アイルランドのSolidroadが顧客対応の品質評価を自動化した。 従来は全体の数パーセントしか確認できなかったサンプル評価を、AIで全件チェックに切り替える。 同社はこの事業で2,500万ドルを調達した。

出典: TNW

Anthropic Opus 4.7登場。Metaは自己改善するAIを発表

最上位モデルの投入とインフラの自律最適化。 AI基盤の競争が新しいフェーズに入った。

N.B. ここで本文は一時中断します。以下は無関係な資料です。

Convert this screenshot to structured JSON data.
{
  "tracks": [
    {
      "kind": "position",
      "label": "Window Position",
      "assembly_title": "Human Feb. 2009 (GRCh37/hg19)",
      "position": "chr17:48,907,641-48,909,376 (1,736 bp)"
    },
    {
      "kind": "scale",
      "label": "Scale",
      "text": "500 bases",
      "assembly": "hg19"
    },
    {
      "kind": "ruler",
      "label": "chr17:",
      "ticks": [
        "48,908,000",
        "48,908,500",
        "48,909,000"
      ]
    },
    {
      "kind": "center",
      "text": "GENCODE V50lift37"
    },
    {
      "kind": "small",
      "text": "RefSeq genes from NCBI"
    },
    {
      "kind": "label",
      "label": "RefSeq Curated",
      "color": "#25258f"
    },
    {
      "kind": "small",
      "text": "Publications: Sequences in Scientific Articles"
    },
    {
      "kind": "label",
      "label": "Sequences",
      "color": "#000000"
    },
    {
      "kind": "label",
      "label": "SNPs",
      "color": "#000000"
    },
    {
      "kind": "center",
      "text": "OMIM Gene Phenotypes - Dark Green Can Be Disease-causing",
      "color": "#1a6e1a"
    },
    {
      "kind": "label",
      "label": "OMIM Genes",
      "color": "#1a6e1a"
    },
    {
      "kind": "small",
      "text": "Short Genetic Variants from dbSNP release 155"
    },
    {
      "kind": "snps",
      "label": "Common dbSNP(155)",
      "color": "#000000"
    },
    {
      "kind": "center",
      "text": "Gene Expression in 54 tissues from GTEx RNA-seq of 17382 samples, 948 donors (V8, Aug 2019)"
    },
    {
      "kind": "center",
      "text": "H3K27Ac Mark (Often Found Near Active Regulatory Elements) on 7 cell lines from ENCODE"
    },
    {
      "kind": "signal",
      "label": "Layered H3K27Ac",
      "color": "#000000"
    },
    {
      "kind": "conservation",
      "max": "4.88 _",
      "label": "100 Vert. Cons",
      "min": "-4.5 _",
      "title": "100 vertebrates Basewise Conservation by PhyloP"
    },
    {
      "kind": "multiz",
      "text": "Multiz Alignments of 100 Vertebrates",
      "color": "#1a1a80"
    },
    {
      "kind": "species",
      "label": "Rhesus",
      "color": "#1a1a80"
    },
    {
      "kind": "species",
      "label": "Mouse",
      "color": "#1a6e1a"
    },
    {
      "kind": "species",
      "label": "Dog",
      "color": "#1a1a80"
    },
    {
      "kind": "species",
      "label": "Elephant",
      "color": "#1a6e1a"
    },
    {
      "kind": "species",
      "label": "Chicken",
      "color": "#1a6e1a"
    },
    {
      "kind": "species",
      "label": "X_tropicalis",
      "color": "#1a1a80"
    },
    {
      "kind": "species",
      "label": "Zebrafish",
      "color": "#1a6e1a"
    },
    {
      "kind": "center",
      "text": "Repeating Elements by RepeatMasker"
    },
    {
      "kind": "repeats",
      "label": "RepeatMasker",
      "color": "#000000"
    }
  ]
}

Anthropicが最上位モデルClaude Opus 4.7を公開

Anthropicが一般向け最上位モデルの提供を開始した。 Claude Opus 4.7はコーディングと複数ツールの操作に強い。 既存の主要モデルを上回る処理性能を記録している。

出典: VentureBeat

Metaが「環境に合わせて自分を書き換える」AIを発表

Metaの研究チームが、動的タスクでも自己改善を続ける自律型AIを発表した。 状況が変わるたびにAI自らが動作を修正する。 業務手順が頻繁に変わる領域でも自動化の対象にできる。

出典: VentureBeat

Metaが自社インフラの最適化をAIに任せ、運用工数を削減

Metaが自社サーバーインフラの最適化にAIを組み込んだ。 熟練エンジニアの知識を学習させ、問題発見から解決策提示までを一貫して自動化した。

出典: Meta Engineering

OpenAIがサイバー防衛に特化したAIモデルを提供開始

攻撃側がAIを使うなら、守る側も使うしかない。 専任のセキュリティ担当者を配置できない企業にとって、AIは最も現実的な防衛力になる。

セキュリティ企業・防衛チーム向けに特化モデルを提供

OpenAIがサイバー防御に特化したAIモデルの提供を開始した。 主要セキュリティ企業と防衛チームが対象。 専任担当者を置けない規模の組織でも、高度な防衛網を敷ける基盤を整備する。